Il beneficio è così alto da poter tranquillamente sostenere gli sforzi iniziali fatti per cercare l’ottimizzazione migliore. Ecco perché l’obiettivo di ciascun sito dovrebbe essere quello di riuscire a posizionarsi fra le migliori 5 / 10 posizioni dei risultati di ricerca per una o più parole specifiche.

2: Come scegliere le parole chiave per il SEO

La scelta delle keywords per l’indicizzazione nei motori

La parte più importante per ottimizzare il tuo sito web è la decisione su quali parole chiave o frasi chiave (keywords) concentrare i propri sforzi.

La scelta delle parole chiave è fondamentale e deve tener conto di due fattori importanti:

  1. La Competizione

    Il termine “pizza”, per fare un esempio pratico, è uno dei termini maggiormente utilizzati sul web, quindi è estremamente difficile piazzarsi in alto nei motori di ricerca utilizzandolo. Se si è fortunati si riesce ad arrivare tra le prime decine di ricerche, cosa che rende quasi inutile farlo.

    Si avrà molto più successo e si riuscirà ad entrare nei primi risultati delle ricerche concentrandosi su un mercato meno ampio, utilizzando parole chiave meno inflazionate e per cui la competizione è meno agguerrita. Ad esempio scegliendo “pizza napoli” che è già meno generale del primo termine e porterà sicuramente un traffico più mirato.

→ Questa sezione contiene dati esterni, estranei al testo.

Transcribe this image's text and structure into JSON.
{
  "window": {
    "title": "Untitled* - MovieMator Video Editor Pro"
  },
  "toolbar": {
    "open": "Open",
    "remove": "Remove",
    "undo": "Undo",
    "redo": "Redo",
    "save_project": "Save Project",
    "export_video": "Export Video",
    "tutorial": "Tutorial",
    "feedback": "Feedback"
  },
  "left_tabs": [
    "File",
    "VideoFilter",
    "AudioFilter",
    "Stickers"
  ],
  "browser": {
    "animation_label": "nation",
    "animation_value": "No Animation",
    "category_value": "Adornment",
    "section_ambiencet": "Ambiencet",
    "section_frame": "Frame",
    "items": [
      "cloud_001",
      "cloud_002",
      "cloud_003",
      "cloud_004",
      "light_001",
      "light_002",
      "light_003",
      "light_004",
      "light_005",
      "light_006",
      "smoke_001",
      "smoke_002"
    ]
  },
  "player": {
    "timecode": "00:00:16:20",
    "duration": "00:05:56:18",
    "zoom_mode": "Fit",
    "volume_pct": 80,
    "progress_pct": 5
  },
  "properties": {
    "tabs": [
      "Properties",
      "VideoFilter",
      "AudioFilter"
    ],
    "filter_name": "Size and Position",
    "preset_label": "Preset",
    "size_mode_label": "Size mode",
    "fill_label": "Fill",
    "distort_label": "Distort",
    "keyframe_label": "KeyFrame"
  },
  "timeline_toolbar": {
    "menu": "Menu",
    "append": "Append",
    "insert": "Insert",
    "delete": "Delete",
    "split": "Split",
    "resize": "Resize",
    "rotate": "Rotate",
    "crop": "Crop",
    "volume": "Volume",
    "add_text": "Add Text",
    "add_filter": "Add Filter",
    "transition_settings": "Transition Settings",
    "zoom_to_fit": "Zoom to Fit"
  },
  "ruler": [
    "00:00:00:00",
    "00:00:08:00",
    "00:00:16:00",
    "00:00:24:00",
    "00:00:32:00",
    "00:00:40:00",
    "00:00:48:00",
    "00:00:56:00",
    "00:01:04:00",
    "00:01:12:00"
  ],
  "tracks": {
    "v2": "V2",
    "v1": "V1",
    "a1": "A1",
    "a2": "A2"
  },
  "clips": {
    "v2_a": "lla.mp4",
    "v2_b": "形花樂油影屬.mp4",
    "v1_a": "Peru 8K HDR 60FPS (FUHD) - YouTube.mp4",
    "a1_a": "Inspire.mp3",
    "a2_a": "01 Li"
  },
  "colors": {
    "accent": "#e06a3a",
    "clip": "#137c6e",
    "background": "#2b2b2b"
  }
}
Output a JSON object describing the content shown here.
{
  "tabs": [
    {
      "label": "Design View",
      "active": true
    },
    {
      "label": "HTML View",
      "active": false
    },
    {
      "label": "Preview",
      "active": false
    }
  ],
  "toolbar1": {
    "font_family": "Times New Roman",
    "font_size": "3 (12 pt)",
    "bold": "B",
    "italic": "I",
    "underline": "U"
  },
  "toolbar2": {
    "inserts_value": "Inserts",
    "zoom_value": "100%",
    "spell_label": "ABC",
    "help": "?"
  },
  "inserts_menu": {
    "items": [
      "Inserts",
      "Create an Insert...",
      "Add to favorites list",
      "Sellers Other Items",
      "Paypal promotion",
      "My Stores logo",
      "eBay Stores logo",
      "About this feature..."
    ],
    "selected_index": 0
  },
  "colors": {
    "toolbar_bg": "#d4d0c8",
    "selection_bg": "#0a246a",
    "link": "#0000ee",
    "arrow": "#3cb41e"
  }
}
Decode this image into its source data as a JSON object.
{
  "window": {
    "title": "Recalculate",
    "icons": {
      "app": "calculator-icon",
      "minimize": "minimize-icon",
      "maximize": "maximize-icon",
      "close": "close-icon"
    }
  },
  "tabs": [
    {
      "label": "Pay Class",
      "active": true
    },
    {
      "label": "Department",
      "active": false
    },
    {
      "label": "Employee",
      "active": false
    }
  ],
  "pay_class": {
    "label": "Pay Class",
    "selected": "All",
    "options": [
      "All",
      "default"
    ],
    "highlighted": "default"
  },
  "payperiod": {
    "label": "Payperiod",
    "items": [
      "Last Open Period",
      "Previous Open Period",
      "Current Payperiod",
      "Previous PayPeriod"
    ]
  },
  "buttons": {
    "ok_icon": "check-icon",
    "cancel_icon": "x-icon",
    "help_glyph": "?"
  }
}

    Questa scelta porta anche in sé dei benefici: più si riesce ad essere specifici sul termine associato ai contenuti che sono proposti nelle pagine del sito e più i motori di ricerca premieranno le parole chiave specifiche relazionandole a quella pagina.

  2. La Diluizione

    Oltre al problema della competizione, vi è quello della diluizione. Cercare la keyword “pizza” produce una serie di risultati molto variegati: ci sono persone che parlano pizza in maniera piuttosto generica, altre che svolgono hanno pizzerie (quindi mirano alla vendita) e altre ancora che offrono servizi correlati (tipo servizi di prenotazione in pizzeria direttamente dall’areoporto) .

    Quanto senso ha per un sito aziendale o personale il fatto di essere inserito in questa moltitudine di sfaccettature del suddetto termine? Quanto contano gli occhi che vedranno il tuo link sulla pagina dei risultati delle ricerche fatte con i motori tradizionali? Per 100 persone che vedono il tuo link e la tua descrizione, quanti entreranno effettivamente nel sito per vedere i tuoi prodotti o servizi ?

    Alla fine sarà solo una percentuale molto ridotta di questi occhi a visitare effettivamente il sito, per questo devono essere occhi ad alto valore aggiunto. Quando si considera il livello di diluizione che un dato sito può sopportare, bisogna anche considerare di quante visite si ha realmente bisogno. Certamente è anche importante che la struttura del sito sia già predisposta per rendere ancora più efficienti gli interventi testuali effettuati.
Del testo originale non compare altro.